On May 12 — a month-and-a-half after LAist started asking — LAHSA officials ultimately provided LAist with the accounting they had not provided the court’s auditors for months.
The records show city involvement in funding 853 of the beds. The rest were paid for by the county through Measure H funds and state grants to LAHSA meant for countywide services.
Measure H is a dedicated county funding stream that predated the court case, and had to be spent on homeless shelter and services regardless of the Roadmap agreement. There is no indication that the city had any role in arranging for this portion of the spending, despite taking credit for it in compliance reports submitted to the court.
A $1.7 million discrepancy
There’s also a $1.7 million discrepancy in the data LAHSA provided LAist — translating to 180 housing units claimed to be funded by the city.
The data LAHSA provided on April 15 showed $14.3 million in city spending on the scattered sites last fiscal year — all from state grants to the city.
But follow-up data LAHSA provided three weeks later showed the city spent $16 million on the same program across the same timeframe.
LAHSA officials, under CEO Va Lecia Adams Kellum, did not acknowledge the retroactive change when they sent the second dataset.
The retroactive funding jump also means an increase in the number of housing units LAHSA claimed the city was funding last fiscal year under the Roadmap agreement — from 673 scattered sites to 853.
In response to questions from LAist, Rubenstein, a LAHSA spokesperson, said the April 15 spreadsheet did not include two projects totaling $1.7 million the city was paying for using grant money from the state.
Judge plans to hold hearing on whether agreement was breached
Plaintiffs in the lawsuit noticed the discrepancies in the city’s spending claims and are asking the court to intervene.
“The real-world equivalent would be if two people decided to pay for 10 pizzas for a total of $100. Person A paid $30 and Person B paid $70; combined they achieved a total purchase of 10 pizzas. But under no interpretation of the event could Person A claim to have purchased and provided all 10 pizzas,” Mitchell, the L.A. Alliance attorney, wrote in a court filing submitted last week.
It was “even more shocking” that LAHSA continued to fail to show any expenditures for about 1,600 of those beds, Mitchell wrote.

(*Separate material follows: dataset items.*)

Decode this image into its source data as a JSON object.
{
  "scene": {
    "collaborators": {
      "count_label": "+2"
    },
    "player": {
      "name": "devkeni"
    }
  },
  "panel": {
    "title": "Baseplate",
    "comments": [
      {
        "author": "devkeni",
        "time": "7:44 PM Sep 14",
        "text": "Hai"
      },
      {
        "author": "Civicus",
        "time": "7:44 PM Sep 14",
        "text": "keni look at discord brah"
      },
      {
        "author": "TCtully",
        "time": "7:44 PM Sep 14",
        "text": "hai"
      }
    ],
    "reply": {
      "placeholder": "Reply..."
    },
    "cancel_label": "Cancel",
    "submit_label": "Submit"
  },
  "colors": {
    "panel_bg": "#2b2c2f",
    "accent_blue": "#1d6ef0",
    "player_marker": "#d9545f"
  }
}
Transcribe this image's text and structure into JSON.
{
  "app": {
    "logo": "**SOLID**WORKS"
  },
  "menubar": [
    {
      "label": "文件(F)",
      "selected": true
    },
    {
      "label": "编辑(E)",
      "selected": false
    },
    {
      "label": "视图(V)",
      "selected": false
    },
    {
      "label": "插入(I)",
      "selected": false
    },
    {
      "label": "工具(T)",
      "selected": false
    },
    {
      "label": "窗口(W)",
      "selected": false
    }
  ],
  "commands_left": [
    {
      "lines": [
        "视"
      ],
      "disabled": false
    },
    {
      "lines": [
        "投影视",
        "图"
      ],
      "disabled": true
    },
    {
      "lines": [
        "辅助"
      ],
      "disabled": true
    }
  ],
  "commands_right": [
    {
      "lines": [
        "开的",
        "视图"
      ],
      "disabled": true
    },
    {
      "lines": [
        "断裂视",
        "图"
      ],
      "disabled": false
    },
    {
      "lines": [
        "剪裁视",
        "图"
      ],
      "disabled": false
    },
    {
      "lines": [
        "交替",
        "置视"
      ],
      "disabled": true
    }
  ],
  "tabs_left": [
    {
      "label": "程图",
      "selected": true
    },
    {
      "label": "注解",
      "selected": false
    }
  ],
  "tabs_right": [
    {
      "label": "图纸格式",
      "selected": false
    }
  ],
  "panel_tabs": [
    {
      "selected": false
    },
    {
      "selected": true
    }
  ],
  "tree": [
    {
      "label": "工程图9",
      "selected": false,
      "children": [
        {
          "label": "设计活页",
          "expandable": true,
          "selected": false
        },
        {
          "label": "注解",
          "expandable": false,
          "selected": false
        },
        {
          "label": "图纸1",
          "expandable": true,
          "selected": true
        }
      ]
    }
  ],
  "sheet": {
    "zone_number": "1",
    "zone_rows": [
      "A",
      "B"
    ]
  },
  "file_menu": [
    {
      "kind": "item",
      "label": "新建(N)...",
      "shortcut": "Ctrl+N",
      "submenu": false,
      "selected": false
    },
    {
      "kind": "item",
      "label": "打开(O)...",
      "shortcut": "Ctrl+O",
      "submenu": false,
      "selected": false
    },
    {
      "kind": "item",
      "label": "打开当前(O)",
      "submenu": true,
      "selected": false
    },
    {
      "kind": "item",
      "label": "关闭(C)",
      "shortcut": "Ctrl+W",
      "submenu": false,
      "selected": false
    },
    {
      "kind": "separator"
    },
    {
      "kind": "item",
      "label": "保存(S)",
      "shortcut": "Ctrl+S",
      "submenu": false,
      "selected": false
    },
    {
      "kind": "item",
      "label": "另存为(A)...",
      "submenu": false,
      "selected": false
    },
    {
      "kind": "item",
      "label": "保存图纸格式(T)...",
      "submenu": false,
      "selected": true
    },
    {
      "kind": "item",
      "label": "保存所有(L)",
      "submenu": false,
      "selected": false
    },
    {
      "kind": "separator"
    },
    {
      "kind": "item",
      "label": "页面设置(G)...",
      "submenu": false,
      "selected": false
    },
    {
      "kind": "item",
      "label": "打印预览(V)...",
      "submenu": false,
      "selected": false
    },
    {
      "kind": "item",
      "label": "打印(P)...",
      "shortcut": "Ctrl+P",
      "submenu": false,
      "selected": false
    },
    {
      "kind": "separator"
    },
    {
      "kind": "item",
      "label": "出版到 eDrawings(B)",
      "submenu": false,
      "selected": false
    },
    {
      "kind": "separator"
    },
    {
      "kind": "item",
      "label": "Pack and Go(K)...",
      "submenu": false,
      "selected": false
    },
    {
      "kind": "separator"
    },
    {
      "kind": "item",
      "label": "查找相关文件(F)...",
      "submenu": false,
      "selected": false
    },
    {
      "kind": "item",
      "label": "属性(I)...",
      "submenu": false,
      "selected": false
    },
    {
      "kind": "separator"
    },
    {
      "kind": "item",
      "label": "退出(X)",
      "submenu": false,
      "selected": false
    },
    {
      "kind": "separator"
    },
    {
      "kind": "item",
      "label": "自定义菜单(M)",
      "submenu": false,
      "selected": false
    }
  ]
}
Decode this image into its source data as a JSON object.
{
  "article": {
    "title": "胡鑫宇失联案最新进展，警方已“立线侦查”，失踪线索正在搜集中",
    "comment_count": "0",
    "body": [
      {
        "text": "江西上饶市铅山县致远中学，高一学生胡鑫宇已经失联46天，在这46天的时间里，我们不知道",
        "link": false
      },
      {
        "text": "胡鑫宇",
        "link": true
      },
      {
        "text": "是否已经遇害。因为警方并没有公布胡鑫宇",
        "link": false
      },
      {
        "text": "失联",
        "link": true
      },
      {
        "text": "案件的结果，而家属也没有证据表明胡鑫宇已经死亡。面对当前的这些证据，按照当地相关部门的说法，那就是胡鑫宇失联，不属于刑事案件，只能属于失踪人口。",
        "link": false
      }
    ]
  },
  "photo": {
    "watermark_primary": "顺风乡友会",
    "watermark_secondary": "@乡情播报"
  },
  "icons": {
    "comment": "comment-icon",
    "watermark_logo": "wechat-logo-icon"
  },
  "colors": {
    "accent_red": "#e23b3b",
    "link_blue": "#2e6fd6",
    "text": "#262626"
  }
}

While the court-overseen audit only looked at the 2024 fiscal year, she added, “these scattered sites have been reported back to at least to July 2021 and continue to today.
“It is reasonable to assume that this same financial mismanagement and mis-accounting has occurred since the inception of the Roadmap Agreement and funding of the Scattered Site beds.”
The city responded in a written court filing to say it’s improper for the Alliance to seek an evidence-gathering hearing about whether the city violated the Roadmap agreement because the Alliance isn’t a party to the agreement.
Carter scheduled the May 27 hearing to discuss whether the city broke its promise to pay for the new beds. In the meantime, Carter has a separate hearing scheduled for Thursday to discuss what the auditors found.
He issued two orders requesting attendance at Thursday’s hearing from Bass and Gov. Gavin Newsom, as well as other elected officials.
Hoang, the attorney for the city, informed Carter this week that Bass will not attend. Hoang wrote that it’s procedurally improper because lower-level officials can testify.